Pero él estaba allí persiguiendo un delirio, y una mujer que parecía la quintaesencia del espíritu práctico no se le antojaba lo más apropiado para compartirlo, ni siquiera como con una buena amiga.
La casa estaba bien, era soleada, limpia, disponía de un espacio amplio y acogedor por un precio razonable, nadie se metía en su vida, y estaba cerca del objetivo.
Le dijo que buscaba casas abandonadas, que era un aficionado a las rutas de montaña y quería reconstruir un antiguo mapa del valle, y añadirle fotografías, hacer como una reconstrucción de lo que aquello había sido hacía mucho tiempo, cuando aún había campanas en la iglesia y muertos en el cementerio.
Ella no le creyó. A veces ocurre, cuando la verdad es tan sencilla. La gente no te cree.
Pero no le dijo nada. Se limitó a coger su dinero y hacerle una breve exposición de las normas de la casa. Tampoco le explicó porque había puesto un anuncio para alquilar la habitación. No parecía necesitarlo. Pero si ella no preguntaba él tampoco lo haría.

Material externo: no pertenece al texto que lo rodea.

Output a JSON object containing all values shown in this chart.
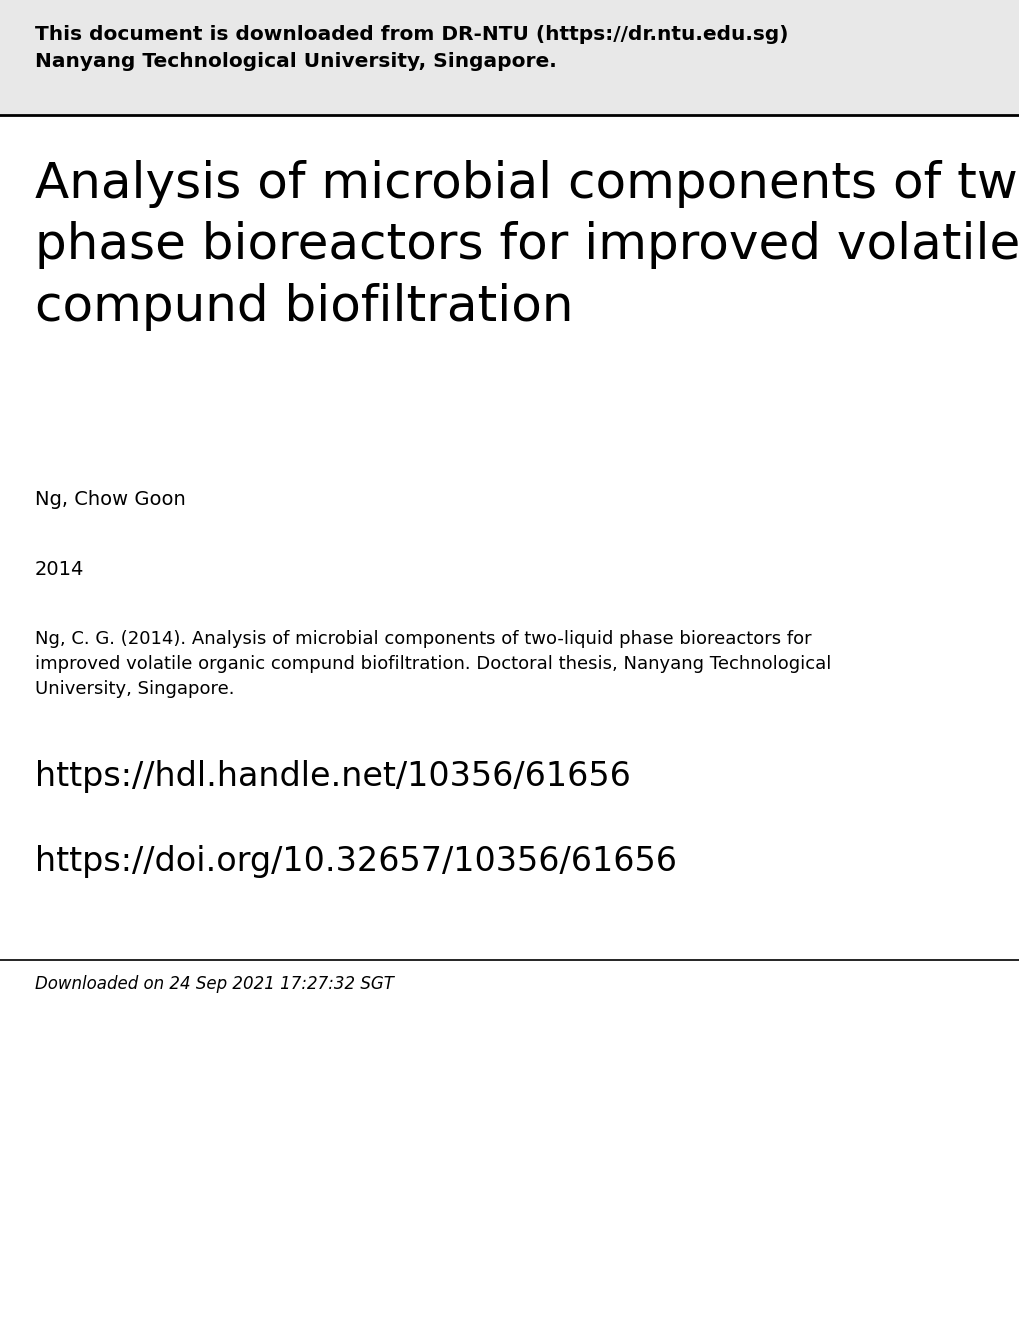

Buscó sus herramientas. Todo estaba en orden, tijeras de podar de diversos tamaños, una azada mediana, un pico, un rastrillo pequeño. Guantes para apartar las espinas de las matas que iba desbrozando en su reconstrucción de un camino que llevaba más de cien años sin serlo, hacia la casa que parecía haberse metamorfoseado en zarza.
Metió lo que pudo en la mochila, y lo que no pudo lo colgó de ella.
- Adiós le dijo al vacío. Ella no estaba, y los niños andarían pegados a sus faldas, mendigando con sus caritas sucias un poco de cariño materno, como si su madre pudiera subirse a la escalerita de la cocina y sacar eso de un armario, igual que si se tratara de galletas. Nunca lo recibían, pero seguían insistiendo con el mismo entusiasmo de dos cachorros ciegos que no saben que lo son.
Se puso los auriculares, y conectó el discman. Adiós Nonino, de Astor Piazzola, le iba como un guante a la tarde vestida de dama antigua que se escondía entre los árboles para que la luna no la encontrara, para robarle tiempo al tango y seguir bailando un rato más entre las sombras cada vez más oscuras. Se le ensanchó el alma. El aire era tibio y le hacía promesas tentadoras de espacio ilimitado para recorrerlo en pos de los árboles y las rocas, marcas de caminos aún por descubrir. Eran las promesas del mercurio movedizo en medio de un paisaje de primavera que latía despacito, durmiéndose, y cuanto más languidecía la hora, más se despertaba Javier, los ojos brillantes y la frente alta, en dirección a la casa que había perdido una batalla eterna con las plantas.